Simply configure your pipeline through the web interface and download the generated Python script!

Manual Configuration (Alternative Method)#

General Settings (Mandatory for All Tasks)#

Specify Main Directory:
- main_folder_name = 'results_<ProjectName>'

Binary Classification (Mandatory Parameters)#

Outcome Variable:
- outcome_var = "target"

you must also specify the names of categorical variables (features) if available in your dataset, like cat_features = ["race", "gender"]. Also if you need some variables not to be included like columns_to_drop = ["irrelevant feature X", "irrelevant feature Y"], and also to make sure continuous variables are also defined like continuous_features = ["age","weight"].

Class Labels:
- Positive Class: class_1 = "malignant"
- Negative Class: class_0 = "benign"
also replace 0 and 1 here based on your dataset class_label_dict = {0:class_0, 1:class_1}, maybe in your dataset they’re like -1 and 1 instead.
Data Split:
- Enable/Disable: data_split = True
Training Size:
- If data_split = True:
  - train_size_perc = 0.8

Already Split Data (If Applicable):

already_split = False

If True, specify subsets:

testset = mydata[mydata['subset'] == 'Test']
mydata = mydata[mydata['subset'] == 'Train']

Classification Models:
- Specify at least two models:

Survival Analysis (Mandatory Parameters)#

Enable Survival Analysis:
- survival_analysis = True
Time-to-Event Column:
- time_to_event_column = "max_time_difference_days"

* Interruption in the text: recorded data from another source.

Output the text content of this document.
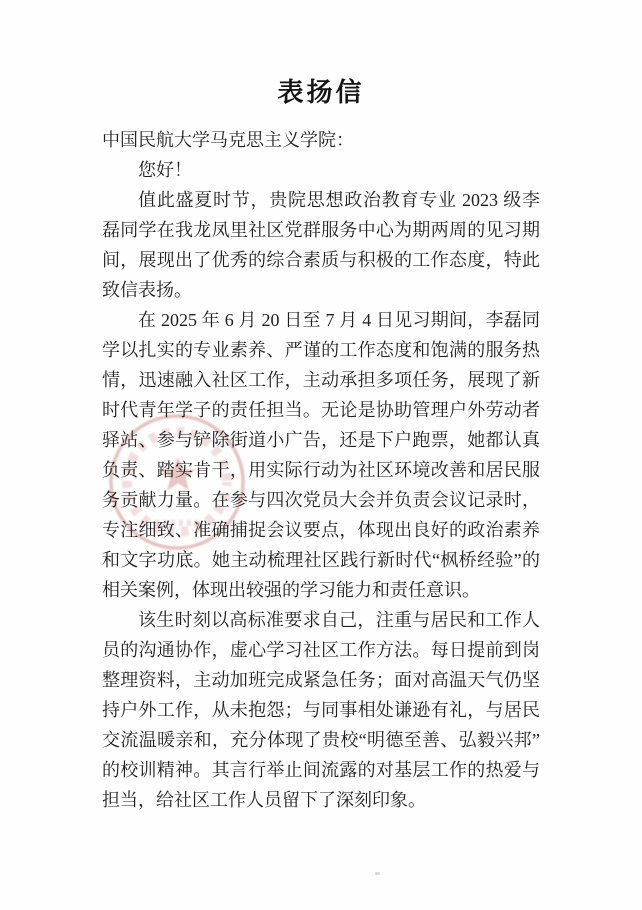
表扬信

中国民航大学马克思主义学院：

您好！

值此盛夏时节，贵院思想政治教育专业 2023 级李磊同学在我龙凤里社区党群服务中心为期两周的见习期间，展现出了优秀的综合素质与积极的工作态度，特此致信表扬。

在 2025 年 6 月 20 日至 7 月 4 日见习期间，李磊同学以扎实的专业素养、严谨的工作态度和饱满的服务热情，迅速融入社区工作，主动承担多项任务，展现了新时代青年学子的责任担当。无论是协助管理户外劳动者驿站、参与铲除街道小广告，还是下户跑票，她都认真负责、踏实肯干，用实际行动为社区环境改善和居民服务贡献力量。在参与四次党员大会并负责会议记录时，专注细致、准确捕捉会议要点，体现出良好的政治素养和文字功底。她主动梳理社区践行新时代“枫桥经验”的相关案例，体现出较强的学习能力和责任意识。

该生时刻以高标准要求自己，注重与居民和工作人员的沟通协作，虚心学习社区工作方法。每日提前到岗整理资料，主动加班完成紧急任务；面对高温天气仍坚持户外工作，从未抱怨；与同事相处谦逊有礼，与居民交流温暖亲和，充分体现了贵校“明德至善、弘毅兴邦”的校训精神。其言行举止间流露的对基层工作的热爱与担当，给社区工作人员留下了深刻印象。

Regression (Mandatory Parameters)#

Enable Regression Analysis:
- regression_analysis = True
Outcome Variable:
- regression_outcome = "regression_outcome_var"

Resource Configuration#

CPU/GPU Settings:
- Enable GPU (if available): GPU_avail = True
- CPUs for Training: n_cpu_model_training = 20
- CPUs for Hyperparameter Tuning: n_cpu_for_tuning = 20

Additional Notes#

Recommended: Use the Streamlit configuration app for easier setup and automatic parameter validation
Each task (classification, survival, regression) has specific mandatory parameters. Only include the settings relevant to the task you are running.
Omitting any of the above parameters will result in errors or crashes during execution.
For further details, refer to the full pipeline manual.